Weitere offizielle Reaktionen: Die Veterinärdirektion sagt, dass die Behörde bei der Überwachung des gesamten Prozesses streng darauf achtet, dass Bestimmungen eingehalten würden. Wie kann es dann aber zu solchen Missständen kommen? Christopher Drexler verlangt, "die Vorfälle in den Schlachtbetrieben sind lückenlos aufzuklären und allenfalls rechtlich zu verfolgen" - hat das jedoch als fürs Veterinärwesen zuständige Landesrat in der Hand...

"Wir haben Verträge"

Styriabrid, das an einen Schlachthof liefert, der extrem grauenvolle Bilder lieferte, erklärt, dass  man die Fahrer weiterbilden werde, aber weiterhin dorthin Tiere bringen würde: "Wir haben Verträge." Der auch betroffene Grazer Schlachthof beteuert, zusätzliche Schulungen für alle in diesem Bereich tätigen Mitarbeiter sowie eine permanente Überwachung umgesetzt zu haben.
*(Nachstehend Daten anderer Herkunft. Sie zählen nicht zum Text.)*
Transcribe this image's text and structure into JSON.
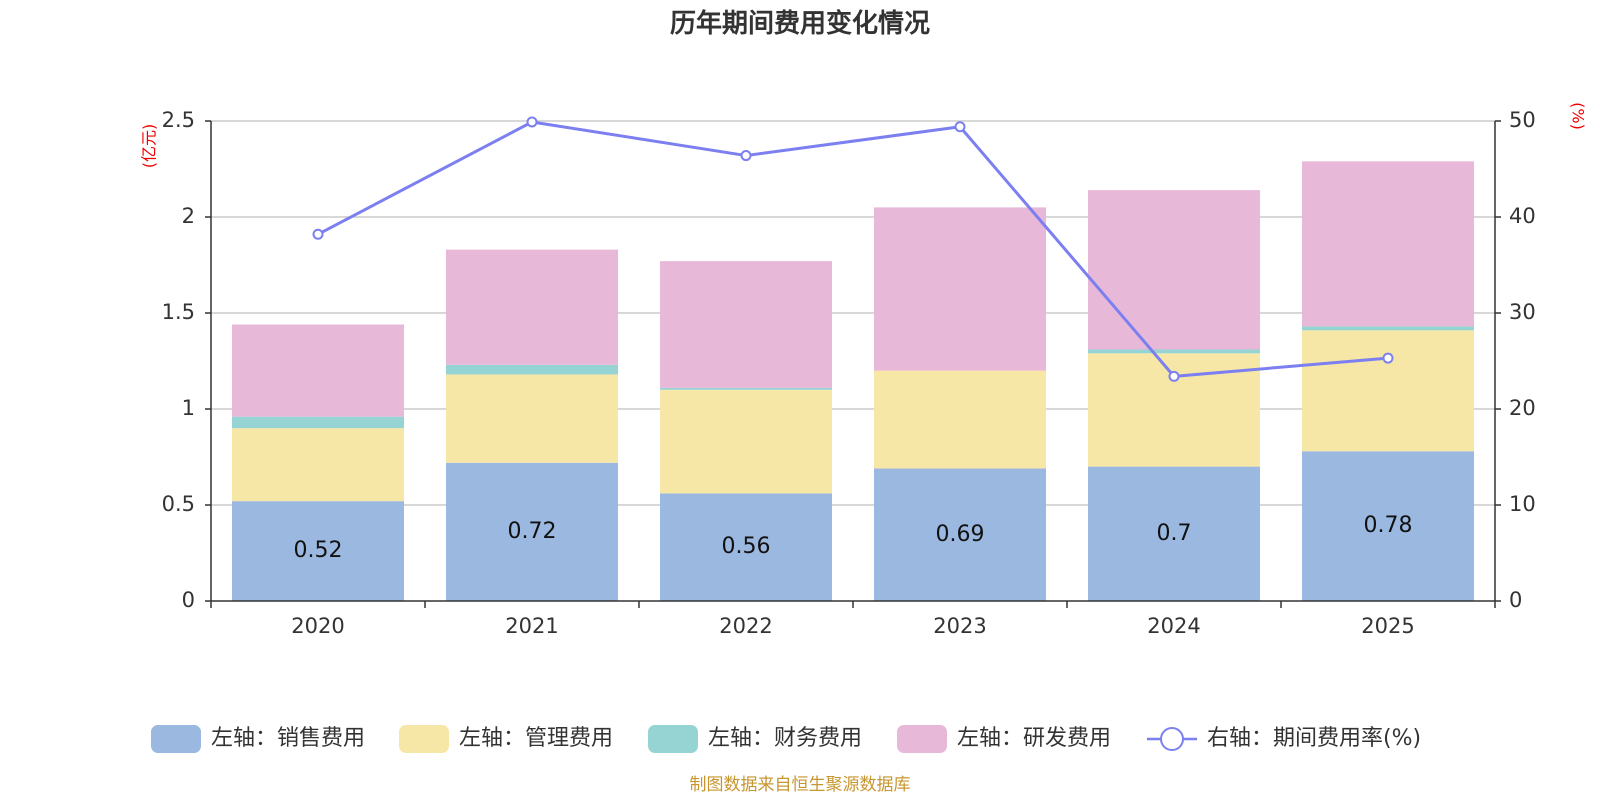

Jedoch gilt das offenbar nur für den Bereich Elektroschocker; im Rest der Stellungnahme wird vordringlich abgeschwächt.

"Fehlverhalten unserer Mitarbeiter wurde sofort aufgrund von Schulungen eingestellt. Es werden in Zukunft vermehrte Kontrollen und Schulungen durchgeführt", teilt Hans- Peter Ramsauer aus dem Schlachtbetrieb in Heiligenkreuz lapidar auf gezielt gestellte Fragen mit!

Zynische Reaktionen disqualifizieren sich letztendlich selber. Aber Vorsicht: Kein Zuständiger  kann jetzt noch sagen, nichts von Missständen gewusst zu haben. Es muss sich sofort was ändern! Wir töten Tiere für den Genuss - sie aber noch zu foltern ist unentschuldbar.